Evaluates the out-of-sample predictive performance of a fitted model on a test event sequence using a ranking-based Goodness-of-Fit (GoF) procedure.
Arguments
- object
- verbose
Logical; if `TRUE`, prints verbose output. Defaults to FALSE.
- k_max
Maximum number of ranked pairs to return. Defaults to 1000.
- edgelist_test
A matrix of test events (timing, from, to, type).
- edgelist_train
A matrix of train events (timing, from, to, type). Defaults to NULL.
- ties.method
Character; the method to handle ties when ranking event intensities, passed directly to
rank. Defaults to"average". One of:"average"Assigns the average of the ranks of all tied elements to each.

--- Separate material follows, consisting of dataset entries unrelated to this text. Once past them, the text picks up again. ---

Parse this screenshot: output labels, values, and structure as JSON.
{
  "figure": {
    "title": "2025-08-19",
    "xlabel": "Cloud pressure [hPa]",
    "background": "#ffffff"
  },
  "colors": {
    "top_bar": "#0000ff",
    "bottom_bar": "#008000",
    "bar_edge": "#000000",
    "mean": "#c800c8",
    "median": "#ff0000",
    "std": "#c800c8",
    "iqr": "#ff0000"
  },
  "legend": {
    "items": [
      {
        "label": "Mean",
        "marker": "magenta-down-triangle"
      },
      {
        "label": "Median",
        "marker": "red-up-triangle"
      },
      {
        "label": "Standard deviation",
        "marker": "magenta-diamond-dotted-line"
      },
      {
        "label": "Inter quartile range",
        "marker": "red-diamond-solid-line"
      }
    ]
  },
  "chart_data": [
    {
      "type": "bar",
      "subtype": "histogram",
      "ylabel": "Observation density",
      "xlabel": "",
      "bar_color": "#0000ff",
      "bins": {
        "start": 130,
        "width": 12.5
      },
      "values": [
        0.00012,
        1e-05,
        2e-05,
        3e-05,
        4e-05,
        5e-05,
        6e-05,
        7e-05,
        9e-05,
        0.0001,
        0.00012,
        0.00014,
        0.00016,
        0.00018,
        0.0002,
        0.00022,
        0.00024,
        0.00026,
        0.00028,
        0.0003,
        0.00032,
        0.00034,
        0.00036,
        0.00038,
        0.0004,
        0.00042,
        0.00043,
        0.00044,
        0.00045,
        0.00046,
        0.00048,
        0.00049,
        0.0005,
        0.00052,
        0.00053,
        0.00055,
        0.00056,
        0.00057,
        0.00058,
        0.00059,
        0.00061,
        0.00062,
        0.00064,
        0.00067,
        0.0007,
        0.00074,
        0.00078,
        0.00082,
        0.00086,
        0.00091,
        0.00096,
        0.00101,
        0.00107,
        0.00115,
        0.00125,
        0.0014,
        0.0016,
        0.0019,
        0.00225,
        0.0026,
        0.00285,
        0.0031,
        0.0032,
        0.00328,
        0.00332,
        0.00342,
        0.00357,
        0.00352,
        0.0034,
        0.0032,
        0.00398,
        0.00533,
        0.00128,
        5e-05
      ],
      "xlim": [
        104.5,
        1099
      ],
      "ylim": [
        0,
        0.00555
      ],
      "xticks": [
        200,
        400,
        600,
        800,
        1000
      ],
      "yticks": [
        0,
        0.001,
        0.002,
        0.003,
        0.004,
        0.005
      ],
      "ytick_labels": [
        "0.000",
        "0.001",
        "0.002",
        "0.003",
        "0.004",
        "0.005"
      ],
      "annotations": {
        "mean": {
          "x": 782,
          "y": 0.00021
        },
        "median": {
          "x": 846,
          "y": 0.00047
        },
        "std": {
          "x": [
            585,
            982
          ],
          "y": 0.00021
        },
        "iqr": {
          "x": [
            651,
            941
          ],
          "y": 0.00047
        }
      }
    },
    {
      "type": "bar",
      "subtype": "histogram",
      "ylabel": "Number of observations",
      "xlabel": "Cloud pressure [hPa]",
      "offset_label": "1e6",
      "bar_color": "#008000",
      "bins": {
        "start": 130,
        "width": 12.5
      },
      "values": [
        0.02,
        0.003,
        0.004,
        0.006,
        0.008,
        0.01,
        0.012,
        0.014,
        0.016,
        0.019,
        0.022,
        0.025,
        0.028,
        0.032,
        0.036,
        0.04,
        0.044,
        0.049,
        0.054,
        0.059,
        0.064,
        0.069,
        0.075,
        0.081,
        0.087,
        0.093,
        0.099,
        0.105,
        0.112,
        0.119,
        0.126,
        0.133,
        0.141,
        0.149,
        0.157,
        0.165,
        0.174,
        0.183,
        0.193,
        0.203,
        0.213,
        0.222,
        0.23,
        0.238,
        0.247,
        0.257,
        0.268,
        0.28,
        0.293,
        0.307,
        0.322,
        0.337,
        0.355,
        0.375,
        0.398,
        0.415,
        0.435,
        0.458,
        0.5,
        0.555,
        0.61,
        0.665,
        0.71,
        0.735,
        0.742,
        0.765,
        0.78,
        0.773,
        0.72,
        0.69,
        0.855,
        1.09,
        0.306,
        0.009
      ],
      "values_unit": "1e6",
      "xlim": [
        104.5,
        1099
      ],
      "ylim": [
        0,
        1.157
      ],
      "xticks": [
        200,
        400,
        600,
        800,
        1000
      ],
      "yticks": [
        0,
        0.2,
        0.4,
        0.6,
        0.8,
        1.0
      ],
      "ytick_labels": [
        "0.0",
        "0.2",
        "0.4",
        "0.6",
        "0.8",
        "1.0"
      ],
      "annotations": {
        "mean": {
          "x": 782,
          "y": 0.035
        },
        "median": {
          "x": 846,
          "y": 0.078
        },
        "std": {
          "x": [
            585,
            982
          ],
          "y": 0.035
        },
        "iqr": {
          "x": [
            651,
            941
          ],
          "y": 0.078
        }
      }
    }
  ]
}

"first"Breaks ties by the order they appear in the data structure.
"last"Breaks ties by the reverse order of their appearance.
"random"Breaks ties randomly, ensuring no systematic bias.
"max"Assigns the maximum of the ranks of the tied elements to all.
"min"Assigns the minimum of the ranks of the tied elements to all.
- return_probabilities
Logical; if TRUE, returns the predicted probabilities/scores instead of recall curves. Defaults to FALSE.
- baseline_method
Character; how to compute the fixed log-baseline intensity used for out-of-sample scoring. Defaults to
"trend". One of:"trend"Fit a LOESS trend to the estimated piecewise-constant log-baseline (
est_time) over training time and extrapolate it to the start of the test period. This mirrors the trend decomposition used in the application plot script and typically yields a better forecast than a fixed mean."mean"Use the simple mean of
est_time."last"Use the last estimated log-baseline value (i.e.\ the value from the most recent training interval).
"beginning"Set the baseline to 0.
- loess_span
Numeric; LOESS span (0, 1] passed to
predict_baseline_trendwhenbaseline_method = "trend". Defaults to 0.75.
Value
A ranking_redeem data frame with columns:
CutpointInteger value from 0 to
k_max.RecallThe proportion of test events where the true dyad is ranked at or within the cutpoint.
PrecisionThe precision value at the cutpoint.
Additionally, the returned object has the following attributes:
"mrr"Mean Reciprocal Rank (MRR) of the true dyads.
"mean_rank"Mean rank of the true dyads (excluding ranks >
k_max)."median_rank"Median rank of the true dyads (excluding ranks >
k_max)."hits_summary"A data frame summarizing Recall, Precision, and F1 values at K = 1, 5, 10, and 50.
Details
For each event observed in the test period (edgelist_test), the function:
Determines the set of all potential candidate dyads (the risk set) at that event's timestamp.
Computes the predicted event intensities (or probabilities) for all candidate dyads using the fitted model's parameters and the network history up to that moment.
Ranks all candidate dyads in descending order of their predicted intensities.
Determines the rank of the actually observed dyad.
A well-fitting model will consistently assign higher intensities to the dyads that actually interact, ranking them near the top.
The function summarizes the rankings across all test events to compute:
Mean Reciprocal Rank (MRR): The average of the reciprocal ranks of the true dyads.
Recall at K: The proportion of test events where the true dyad is ranked within the top \(K\) candidate dyads.
Precision at K: The proportion of top \(K\) recommendations that correspond to true events.